Objective: Poststroke depression (PSD) has been linked to negative outcomes, including mortality and decreased functioning. However, the effect of PSD and other mental health conditions on inpatient and outpatient healthcare utilization after stroke has not been examined. The primary objective of this study was to evaluate the relationship between PSD and healthcare utilization after stroke. The secondary objective was to evaluate the relationship between other mental health diagnoses and medical utilization after stroke.
Method: We examined 3 years of poststroke healthcare utilization data in a national cohort of veterans with ischemic stroke. Mental health diagnoses were identified with inpatient International Classification of Diseases, 9th Revision codes. Multivariate analysis of variance was used to compare patient characteristics and multivariate linear regression to model utilization in: 1) patients with PSD, 2) patients diagnosed with other mental health conditions poststroke, and 3) patients with no mental health diagnosis.

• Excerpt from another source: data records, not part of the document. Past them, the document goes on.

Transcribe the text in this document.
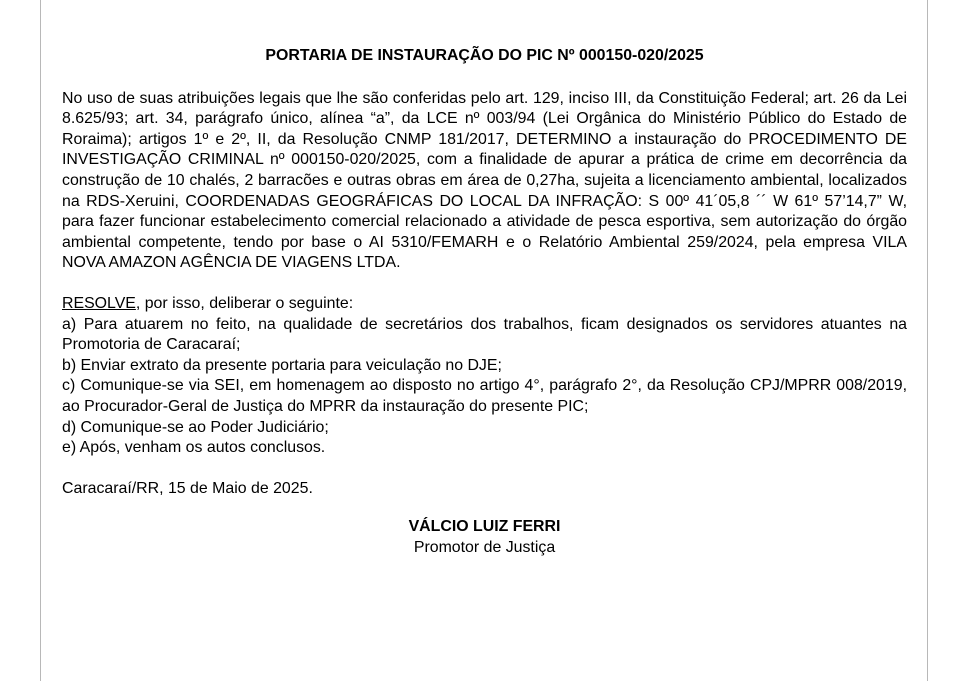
PORTARIA DE INSTAURAÇÃO DO PIC Nº 000150-020/2025

No uso de suas atribuições legais que lhe são conferidas pelo art. 129, inciso III, da Constituição Federal; art. 26 da Lei 8.625/93; art. 34, parágrafo único, alínea “a”, da LCE nº 003/94 (Lei Orgânica do Ministério Público do Estado de Roraima); artigos 1º e 2º, II, da Resolução CNMP 181/2017, DETERMINO a instauração do PROCEDIMENTO DE INVESTIGAÇÃO CRIMINAL nº 000150-020/2025, com a finalidade de apurar a prática de crime em decorrência da construção de 10 chalés, 2 barracões e outras obras em área de 0,27ha, sujeita a licenciamento ambiental, localizados na RDS-Xeruini, COORDENADAS GEOGRÁFICAS DO LOCAL DA INFRAÇÃO: S 00º 41´05,8 ´´ W 61º 57’14,7” W, para fazer funcionar estabelecimento comercial relacionado a atividade de pesca esportiva, sem autorização do órgão ambiental competente, tendo por base o AI 5310/FEMARH e o Relatório Ambiental 259/2024, pela empresa VILA NOVA AMAZON AGÊNCIA DE VIAGENS LTDA.

RESOLVE, por isso, deliberar o seguinte:

a) Para atuarem no feito, na qualidade de secretários dos trabalhos, ficam designados os servidores atuantes na Promotoria de Caracaraí;

b) Enviar extrato da presente portaria para veiculação no DJE;

c) Comunique-se via SEI, em homenagem ao disposto no artigo 4°, parágrafo 2°, da Resolução CPJ/MPRR 008/2019, ao Procurador-Geral de Justiça do MPRR da instauração do presente PIC;

d) Comunique-se ao Poder Judiciário;

e) Após, venham os autos conclusos.

Caracaraí/RR, 15 de Maio de 2025.

VÁLCIO LUIZ FERRI
Promotor de Justiça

Results: Of 51,119 veterans identified, 2405 (5%) received a PSD diagnosis and 2257 (4%) received a diagnosis of another mental health condition after their stroke. Patients with PSD had significantly more inpatient hospitalization days and outpatient visits than those without any mental health diagnosis, even after adjusting for the number of mental health clinic visits. Likewise, patients diagnosed with other mental health diagnoses had greater medical utilization than patients without any mental health diagnosis. Both PSD and other mental health diagnoses independently predicted medical utilization.
Conclusion: Mental health diagnosis after stroke increases inpatient and outpatient healthcare utilization in the first 3 years poststroke. Additional biologic and psychosocial factors should be investigated.